Jaksa hopes to find organic matter in the stellar dust that can inoculate life on Earth through asteroid strikes from ancient times. Head of Mission Yoshikawa encourages the expectation that the second asteroid excursion will return more than 1,500 stains of dust sucked by the first Hayabusa mission in 2010. “We believe we have collected a lot of material,” he told a news conference recently.

How Japan made routine asteroid flights

For Yoshikawa, Jaksa continues her success story, and this becomes more and more routine. The expert reminds that the first mission of Hayabusa was still dramatic. The radio contact was broken and some engines failed. The pioneer almost never returned to earth. “But this time there were no major problems,” said Yoshikawa. Space researchers have learned a lot from the first mission.

Among other things, the vulnerable ion drives have been updated, which ionize small particles of xenon gas and expel them from the engine. Although they provide only a small stop and therefore can only drive light probes such as the 609 kg Hayabusa 2, they have a wide range. In addition, guidance and navigation technology, antennas and attitude control systems have been improved.
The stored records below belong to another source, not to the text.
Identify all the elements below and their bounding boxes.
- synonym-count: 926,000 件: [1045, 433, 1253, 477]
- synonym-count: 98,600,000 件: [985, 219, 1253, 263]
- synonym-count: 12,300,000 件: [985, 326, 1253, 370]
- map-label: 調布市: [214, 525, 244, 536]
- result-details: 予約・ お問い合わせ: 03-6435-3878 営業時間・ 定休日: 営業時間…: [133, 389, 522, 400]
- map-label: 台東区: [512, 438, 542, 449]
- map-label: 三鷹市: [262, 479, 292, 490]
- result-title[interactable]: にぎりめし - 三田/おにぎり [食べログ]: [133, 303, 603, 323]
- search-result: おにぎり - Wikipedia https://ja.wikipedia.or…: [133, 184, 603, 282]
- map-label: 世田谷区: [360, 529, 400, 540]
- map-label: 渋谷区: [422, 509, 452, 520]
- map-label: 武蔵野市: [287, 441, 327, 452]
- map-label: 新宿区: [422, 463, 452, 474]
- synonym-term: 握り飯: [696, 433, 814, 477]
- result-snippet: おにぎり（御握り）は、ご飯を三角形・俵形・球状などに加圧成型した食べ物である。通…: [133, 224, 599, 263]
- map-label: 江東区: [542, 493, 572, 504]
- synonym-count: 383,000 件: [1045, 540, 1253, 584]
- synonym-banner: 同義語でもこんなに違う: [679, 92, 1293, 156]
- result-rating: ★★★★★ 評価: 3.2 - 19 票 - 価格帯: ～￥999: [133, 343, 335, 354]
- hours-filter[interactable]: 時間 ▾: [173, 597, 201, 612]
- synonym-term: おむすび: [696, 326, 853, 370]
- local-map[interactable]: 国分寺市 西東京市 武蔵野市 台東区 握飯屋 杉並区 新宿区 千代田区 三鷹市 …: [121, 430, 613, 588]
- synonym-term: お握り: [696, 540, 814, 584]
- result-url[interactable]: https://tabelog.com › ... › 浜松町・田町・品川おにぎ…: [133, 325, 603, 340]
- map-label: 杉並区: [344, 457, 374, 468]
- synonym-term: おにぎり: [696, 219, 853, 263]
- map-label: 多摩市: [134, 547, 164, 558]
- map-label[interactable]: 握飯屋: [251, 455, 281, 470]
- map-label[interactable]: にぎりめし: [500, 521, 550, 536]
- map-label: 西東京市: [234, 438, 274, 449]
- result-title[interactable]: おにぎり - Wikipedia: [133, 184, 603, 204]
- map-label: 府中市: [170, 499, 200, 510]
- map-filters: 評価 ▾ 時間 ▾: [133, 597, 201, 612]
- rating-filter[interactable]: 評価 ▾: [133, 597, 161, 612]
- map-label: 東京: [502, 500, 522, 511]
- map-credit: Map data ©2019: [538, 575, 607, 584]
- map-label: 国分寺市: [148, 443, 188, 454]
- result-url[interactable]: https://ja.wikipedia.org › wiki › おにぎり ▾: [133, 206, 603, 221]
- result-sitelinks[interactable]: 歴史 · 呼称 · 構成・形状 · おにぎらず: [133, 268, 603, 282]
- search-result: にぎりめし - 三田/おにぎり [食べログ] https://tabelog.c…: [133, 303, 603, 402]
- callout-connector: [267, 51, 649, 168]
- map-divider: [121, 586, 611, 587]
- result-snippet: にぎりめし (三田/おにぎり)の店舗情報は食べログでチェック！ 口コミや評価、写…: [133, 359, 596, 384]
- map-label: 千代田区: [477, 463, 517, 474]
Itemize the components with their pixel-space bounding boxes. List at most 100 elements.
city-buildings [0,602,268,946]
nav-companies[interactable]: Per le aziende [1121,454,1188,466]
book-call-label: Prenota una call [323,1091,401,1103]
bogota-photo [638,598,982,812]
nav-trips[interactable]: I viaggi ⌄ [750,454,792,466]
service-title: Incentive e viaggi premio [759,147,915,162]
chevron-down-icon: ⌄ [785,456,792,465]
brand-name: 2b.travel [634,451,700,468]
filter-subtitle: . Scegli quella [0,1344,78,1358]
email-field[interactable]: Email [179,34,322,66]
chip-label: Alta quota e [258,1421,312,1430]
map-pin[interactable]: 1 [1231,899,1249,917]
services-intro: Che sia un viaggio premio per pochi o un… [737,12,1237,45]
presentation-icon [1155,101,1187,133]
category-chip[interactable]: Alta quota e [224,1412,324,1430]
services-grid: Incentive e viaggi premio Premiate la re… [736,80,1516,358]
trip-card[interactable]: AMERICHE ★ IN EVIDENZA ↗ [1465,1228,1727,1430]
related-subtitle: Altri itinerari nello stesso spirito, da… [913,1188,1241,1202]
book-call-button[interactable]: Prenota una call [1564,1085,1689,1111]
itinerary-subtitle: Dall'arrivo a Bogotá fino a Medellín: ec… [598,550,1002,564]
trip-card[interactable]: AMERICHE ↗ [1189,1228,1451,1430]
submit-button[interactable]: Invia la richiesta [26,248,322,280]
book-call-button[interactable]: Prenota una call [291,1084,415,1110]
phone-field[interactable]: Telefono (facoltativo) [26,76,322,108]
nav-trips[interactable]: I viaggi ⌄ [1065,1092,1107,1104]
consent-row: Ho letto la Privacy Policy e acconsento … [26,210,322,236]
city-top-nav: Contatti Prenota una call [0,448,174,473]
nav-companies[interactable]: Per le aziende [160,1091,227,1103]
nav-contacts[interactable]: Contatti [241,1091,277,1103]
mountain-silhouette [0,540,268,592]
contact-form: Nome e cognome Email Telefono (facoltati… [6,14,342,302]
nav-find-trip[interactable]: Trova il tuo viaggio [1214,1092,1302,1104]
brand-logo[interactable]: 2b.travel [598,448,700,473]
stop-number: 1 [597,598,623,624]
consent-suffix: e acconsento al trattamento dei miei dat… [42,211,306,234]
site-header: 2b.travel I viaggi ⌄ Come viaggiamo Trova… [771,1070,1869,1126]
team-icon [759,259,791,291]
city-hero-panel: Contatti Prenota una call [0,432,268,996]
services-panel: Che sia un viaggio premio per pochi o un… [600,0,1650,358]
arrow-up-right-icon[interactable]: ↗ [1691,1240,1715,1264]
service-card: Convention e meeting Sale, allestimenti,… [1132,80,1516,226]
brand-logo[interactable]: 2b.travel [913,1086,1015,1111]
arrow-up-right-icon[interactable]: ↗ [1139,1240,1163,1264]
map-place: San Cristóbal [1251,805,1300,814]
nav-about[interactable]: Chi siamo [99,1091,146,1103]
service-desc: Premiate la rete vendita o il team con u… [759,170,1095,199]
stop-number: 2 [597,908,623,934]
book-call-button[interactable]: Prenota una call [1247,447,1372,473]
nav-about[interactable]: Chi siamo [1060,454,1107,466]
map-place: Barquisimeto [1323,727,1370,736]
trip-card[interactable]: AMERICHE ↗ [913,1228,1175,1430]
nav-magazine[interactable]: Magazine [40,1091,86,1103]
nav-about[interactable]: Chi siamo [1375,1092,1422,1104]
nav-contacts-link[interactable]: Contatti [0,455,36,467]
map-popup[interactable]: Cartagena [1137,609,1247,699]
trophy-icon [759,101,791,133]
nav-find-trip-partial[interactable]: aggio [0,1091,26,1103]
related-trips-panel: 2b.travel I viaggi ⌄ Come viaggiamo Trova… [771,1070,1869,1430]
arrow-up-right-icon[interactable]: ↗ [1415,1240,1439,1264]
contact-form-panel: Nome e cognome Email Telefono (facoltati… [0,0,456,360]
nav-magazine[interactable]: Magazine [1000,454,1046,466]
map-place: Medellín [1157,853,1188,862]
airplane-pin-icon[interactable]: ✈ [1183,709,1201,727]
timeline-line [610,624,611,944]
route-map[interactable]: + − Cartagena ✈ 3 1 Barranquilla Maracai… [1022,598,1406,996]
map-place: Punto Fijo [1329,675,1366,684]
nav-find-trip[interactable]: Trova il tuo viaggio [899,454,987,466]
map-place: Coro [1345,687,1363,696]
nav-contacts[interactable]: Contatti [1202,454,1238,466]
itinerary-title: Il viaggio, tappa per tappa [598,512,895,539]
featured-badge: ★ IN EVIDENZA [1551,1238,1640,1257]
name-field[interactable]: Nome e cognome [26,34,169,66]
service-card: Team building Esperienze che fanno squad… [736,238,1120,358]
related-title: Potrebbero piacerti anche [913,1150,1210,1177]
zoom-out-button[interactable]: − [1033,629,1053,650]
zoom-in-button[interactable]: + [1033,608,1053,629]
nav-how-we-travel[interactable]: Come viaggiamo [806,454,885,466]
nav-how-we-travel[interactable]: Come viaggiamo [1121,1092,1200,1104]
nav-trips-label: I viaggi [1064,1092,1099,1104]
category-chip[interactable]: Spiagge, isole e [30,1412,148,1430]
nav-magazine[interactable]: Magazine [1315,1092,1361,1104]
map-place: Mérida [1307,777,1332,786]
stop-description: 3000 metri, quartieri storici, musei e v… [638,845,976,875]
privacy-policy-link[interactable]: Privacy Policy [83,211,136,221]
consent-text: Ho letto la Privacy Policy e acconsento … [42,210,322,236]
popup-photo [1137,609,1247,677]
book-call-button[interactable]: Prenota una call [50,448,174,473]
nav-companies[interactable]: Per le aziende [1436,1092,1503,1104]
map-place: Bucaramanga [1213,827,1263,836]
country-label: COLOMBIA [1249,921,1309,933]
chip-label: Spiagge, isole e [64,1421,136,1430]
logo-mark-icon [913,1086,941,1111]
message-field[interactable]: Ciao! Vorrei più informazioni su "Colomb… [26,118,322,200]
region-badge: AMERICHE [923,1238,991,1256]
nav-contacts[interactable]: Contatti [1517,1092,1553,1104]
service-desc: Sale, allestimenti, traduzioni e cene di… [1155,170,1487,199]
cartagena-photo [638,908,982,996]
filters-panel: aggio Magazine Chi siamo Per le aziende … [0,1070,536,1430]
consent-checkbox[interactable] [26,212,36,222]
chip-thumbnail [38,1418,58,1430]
The smooth journey is already the first great success. In addition, Hayabusa 2 has made seven premieres on the nearby Earth asteroid Ryugo, including the landing of the Franco-German rover Mascota, as well as more precise landings on the celestial body probe and collecting samples below the surface.

The Japanese rely on rovers from Bremen

The landing in Kuber Paddy, Australia, was not only closely monitored in Japan but also in the northern German port city of Bremen. The DLR branch is in charge of project management for the Franco-German landing vehicle Mascot, which surveyed the surface with a camera, microscope and radiometer and searched for the asteroid’s magnetic field.

“The measurements met our expectations,” said DLR expert Tra-Mi Ho, who as project manager coordinated the development of the Mascot. The microscope did not work, but the other devices did. “We were delighted with the resolution of the images,” she said.

The researchers were now able to examine the surface to the millimeter range. In doing so, they confirmed what they had previously suspected. “Ryugu’s surface is not made of regolith,” she said, the tiny dust that covers the moon. Instead, the asteroid is porous and consists of larger pieces of material piled up with bright inclusions. “We are now trying to compare it to meteorites found on Earth,” Ho said.

Ho does not have much time to enjoy. Because the DLR is also involved in the next pioneering act of the Japanese with a new rover. Jaxa will be the first space organization to land on the Martian moon Phobos in 2025 and will bring 10 to 100 kilograms of rock from there.

Hayabusa 2 has not yet completed its mission either. After dropping stellar dust from the Ryugu asteroid, the spacecraft embarks on the next phase of its journey, the small 40-meter, fast-rotating 1998 KY26 asteroid.

There is still enough ion-powered xenon on board, says mission chief Yoshikawa. But there is a problem: the extraterrestrial rendezvous is not planned until 2031. “The question is whether the spacecraft can last ten years,” Yoshikawa said. “But that is exactly the challenge.”